Other historic sites worth taking the time to visit include the 15th century manor house of Baconsthorpe Castle and the 18th century Holkham Hall. Holkam is a charming house and the estate offers plenty to explore, but it is also aspiring to be the UK most pioneering rural estate. East Ruston Old Vicarge is a charming 32 acre garden that is 50 years in the making, owned by Alan Gray and his partner. You might know Alan from BBC Radio Norfolk’s ‘Garden Party’ and the gardening podcast “Talking Dirty” with Thordis Fridriksson Alan.
Finally, head west along the coast from Weybourne to find Blakeney National Nature Reserve. This delightful nature reserve is a lovely place to enjoy a moment of peace, as well as offering a great spot to see seals. Hop in the water on your kayak, canoe or paddleboard to enjoy this coastline, just watch out for other traffic on the waters and a quickly changing tide.
The Cotswolds are England’s largest Area of Outstanding Natural Beauty and are often described as the embodiment of quintessential England. This area spans five diverse counties; Wiltshire, Warwickshire, Worcestershire, Oxfordshire and Gloucestershire.

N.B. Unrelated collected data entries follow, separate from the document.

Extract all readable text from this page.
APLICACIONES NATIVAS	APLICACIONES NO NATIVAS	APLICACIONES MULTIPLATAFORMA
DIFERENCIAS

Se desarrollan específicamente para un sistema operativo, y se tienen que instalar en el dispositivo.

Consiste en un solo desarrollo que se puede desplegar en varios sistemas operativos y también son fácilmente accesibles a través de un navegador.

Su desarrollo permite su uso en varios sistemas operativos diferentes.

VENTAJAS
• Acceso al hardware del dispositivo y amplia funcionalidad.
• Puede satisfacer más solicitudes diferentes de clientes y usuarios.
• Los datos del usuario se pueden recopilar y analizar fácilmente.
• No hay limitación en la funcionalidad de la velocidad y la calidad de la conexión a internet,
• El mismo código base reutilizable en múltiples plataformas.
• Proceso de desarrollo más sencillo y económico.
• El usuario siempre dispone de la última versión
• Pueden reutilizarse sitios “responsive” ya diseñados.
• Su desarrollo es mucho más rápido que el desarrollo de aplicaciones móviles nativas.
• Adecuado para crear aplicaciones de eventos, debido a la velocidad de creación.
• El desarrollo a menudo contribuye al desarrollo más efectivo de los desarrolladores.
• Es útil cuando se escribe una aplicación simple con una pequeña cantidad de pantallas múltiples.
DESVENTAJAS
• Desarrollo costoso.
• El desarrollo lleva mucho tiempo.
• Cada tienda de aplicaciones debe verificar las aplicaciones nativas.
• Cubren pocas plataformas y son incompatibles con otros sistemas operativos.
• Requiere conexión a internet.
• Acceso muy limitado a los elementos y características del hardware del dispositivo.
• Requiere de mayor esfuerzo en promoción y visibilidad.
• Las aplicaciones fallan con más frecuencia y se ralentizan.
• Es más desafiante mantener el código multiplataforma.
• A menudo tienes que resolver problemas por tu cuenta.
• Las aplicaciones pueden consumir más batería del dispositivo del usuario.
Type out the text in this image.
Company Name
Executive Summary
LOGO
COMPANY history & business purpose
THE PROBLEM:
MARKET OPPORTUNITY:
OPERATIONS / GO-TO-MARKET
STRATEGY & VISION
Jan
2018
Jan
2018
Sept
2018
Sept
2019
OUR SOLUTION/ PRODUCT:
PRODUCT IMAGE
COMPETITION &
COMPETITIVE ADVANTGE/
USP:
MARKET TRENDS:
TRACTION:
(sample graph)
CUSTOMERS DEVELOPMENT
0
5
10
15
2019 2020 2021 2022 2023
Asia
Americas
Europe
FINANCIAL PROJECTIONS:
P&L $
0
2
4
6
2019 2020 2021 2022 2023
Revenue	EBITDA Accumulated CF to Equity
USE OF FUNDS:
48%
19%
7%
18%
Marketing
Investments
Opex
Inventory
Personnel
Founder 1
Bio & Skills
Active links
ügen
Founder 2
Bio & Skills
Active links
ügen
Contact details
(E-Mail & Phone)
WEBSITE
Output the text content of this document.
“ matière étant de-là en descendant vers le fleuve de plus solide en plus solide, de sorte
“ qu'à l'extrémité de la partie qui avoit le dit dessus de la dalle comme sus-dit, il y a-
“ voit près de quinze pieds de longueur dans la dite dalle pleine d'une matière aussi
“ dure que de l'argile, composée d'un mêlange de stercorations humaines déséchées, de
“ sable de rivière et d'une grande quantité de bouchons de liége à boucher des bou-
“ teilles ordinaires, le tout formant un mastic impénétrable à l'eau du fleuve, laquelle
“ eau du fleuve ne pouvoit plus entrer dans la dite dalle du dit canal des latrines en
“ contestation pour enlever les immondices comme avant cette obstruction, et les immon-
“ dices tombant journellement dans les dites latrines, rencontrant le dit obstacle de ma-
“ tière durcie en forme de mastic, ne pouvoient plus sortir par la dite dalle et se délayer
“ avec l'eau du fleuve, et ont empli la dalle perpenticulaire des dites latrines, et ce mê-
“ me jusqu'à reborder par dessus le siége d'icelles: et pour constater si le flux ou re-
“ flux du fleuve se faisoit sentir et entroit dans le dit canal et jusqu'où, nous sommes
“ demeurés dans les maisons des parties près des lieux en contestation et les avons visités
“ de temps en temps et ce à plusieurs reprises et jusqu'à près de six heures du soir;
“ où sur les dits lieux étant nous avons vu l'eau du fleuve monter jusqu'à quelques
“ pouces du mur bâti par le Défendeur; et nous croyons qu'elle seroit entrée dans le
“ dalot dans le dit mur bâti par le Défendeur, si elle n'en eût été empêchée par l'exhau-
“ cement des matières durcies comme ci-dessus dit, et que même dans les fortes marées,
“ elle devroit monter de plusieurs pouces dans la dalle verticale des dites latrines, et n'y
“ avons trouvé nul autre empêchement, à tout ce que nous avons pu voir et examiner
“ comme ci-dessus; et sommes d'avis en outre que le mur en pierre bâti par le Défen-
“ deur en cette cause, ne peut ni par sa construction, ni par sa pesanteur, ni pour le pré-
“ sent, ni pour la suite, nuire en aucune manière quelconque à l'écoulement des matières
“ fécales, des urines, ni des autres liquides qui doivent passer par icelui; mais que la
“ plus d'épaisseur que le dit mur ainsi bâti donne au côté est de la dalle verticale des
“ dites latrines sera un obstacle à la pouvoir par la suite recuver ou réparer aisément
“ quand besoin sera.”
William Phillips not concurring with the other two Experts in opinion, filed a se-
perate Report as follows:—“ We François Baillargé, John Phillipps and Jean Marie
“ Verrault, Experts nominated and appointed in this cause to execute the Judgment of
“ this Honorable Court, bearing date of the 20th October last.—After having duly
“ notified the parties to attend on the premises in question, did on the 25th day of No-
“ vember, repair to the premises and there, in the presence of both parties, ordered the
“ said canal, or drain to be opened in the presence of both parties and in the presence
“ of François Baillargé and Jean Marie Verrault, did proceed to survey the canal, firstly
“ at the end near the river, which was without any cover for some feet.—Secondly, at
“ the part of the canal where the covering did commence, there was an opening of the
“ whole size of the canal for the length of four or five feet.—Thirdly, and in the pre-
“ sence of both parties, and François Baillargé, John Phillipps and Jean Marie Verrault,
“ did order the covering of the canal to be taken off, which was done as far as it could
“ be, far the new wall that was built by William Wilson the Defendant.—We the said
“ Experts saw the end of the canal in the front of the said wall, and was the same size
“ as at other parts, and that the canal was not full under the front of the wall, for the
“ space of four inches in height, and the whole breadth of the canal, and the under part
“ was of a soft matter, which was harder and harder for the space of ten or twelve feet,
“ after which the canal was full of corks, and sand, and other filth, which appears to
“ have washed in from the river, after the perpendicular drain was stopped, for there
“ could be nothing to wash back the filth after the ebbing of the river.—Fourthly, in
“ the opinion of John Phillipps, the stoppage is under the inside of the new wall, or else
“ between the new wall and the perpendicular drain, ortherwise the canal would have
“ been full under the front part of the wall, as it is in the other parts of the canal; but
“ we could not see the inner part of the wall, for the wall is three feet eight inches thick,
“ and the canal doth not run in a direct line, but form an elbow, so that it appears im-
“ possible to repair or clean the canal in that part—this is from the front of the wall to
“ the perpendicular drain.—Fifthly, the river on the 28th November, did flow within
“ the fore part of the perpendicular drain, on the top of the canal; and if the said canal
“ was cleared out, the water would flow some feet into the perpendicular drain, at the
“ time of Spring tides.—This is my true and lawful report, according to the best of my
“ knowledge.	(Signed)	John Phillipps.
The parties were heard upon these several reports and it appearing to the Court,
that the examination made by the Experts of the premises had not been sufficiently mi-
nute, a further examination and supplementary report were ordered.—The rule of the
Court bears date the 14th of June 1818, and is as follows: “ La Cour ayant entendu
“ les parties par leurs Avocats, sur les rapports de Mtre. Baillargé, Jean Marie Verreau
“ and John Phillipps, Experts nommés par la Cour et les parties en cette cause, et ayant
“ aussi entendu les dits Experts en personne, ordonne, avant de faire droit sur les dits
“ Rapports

At 102 miles / 164km long, the Cotswold Way is a great way to experience this beautiful pocket of the country. Starting in the charming sandstone village of Chipping Camden, this National Trail spends around 7 days weaving its way over undulating green hills and through a fairytale of quaint villages before arriving in the Georgian city of Bath.
The city of Bath was established by the Romans in the 1st century AD, and the Cotswolds have been inhabited for over 6,000 years. With such a long history, including the prosperous wool trade in the Middle Ages, there is so much culture to enjoy and experience in the Cotswolds.
In more recent events, don’t miss the chocolate box villages of the area, including Bourton-on-the-water, Lower Slaughter, Bibury and Castle Combe. These picture-perfect villages also boast a range of lovely local shops and tearooms.
It is well worth spending an extra day or two in Bath once you have finished your hike to enjoy the city. Key cultural sites include the Roman Baths and the neighbouring Bath Abbey. Bath itself is charming so do enjoy exploring the gems this city has to offer, including Pultney Bridge and the iconic Royal Crescent.
Trailing out to sea at the very southwest of England, Cornwall is synonymous with beautiful beaches, delicious pasties and British surf culture. With the longest coastline of any English county, it’s no surprise that so much of Cornwall’s reputation is tied to the sea. Dive deeper, however, and you’ll discover there is so much more to enjoy about this historic mining county. Explore the best of Cornwall on our guided Coast of Cornwall holiday.
A great way to discover Cornwall is by following the South West Coast Path, the longest National Trail in the UK. One of our favourite sections is around the very tip of England, from Penzance, made famous by Gilbert and Sullivan’s comic opera, to the popular holiday town of St Ives.
St Ives is popular as a holiday destination, with charming houses and expansive beaches, but it is also a very artistic community. Make time to visit Tate St Ives, the Barbara Hepworth Sculpture Garden and the New Craftsman Gallery.
Nearby, there are a number of well-known sites to enjoy. St Michael’s Mount is a tidal island, the castle on which has been home to the St Aubyn family for over 350 years. This is Cornwall’s counterpart to Mont-Saint-Michel in northern France. Tintagel Castle is the legendary birthplace and home of King Arthur. Visit the historic halves of this castle, today joined by a bridge, to discover the factual past of this fascinating structure. Of course, no trip to Cornwall would be complete without visiting The Eden Project. An eco attraction built into an old clay pit, this site includes two biomes, one of the Mediterranean and the other is the largest indoor rainforest in the world.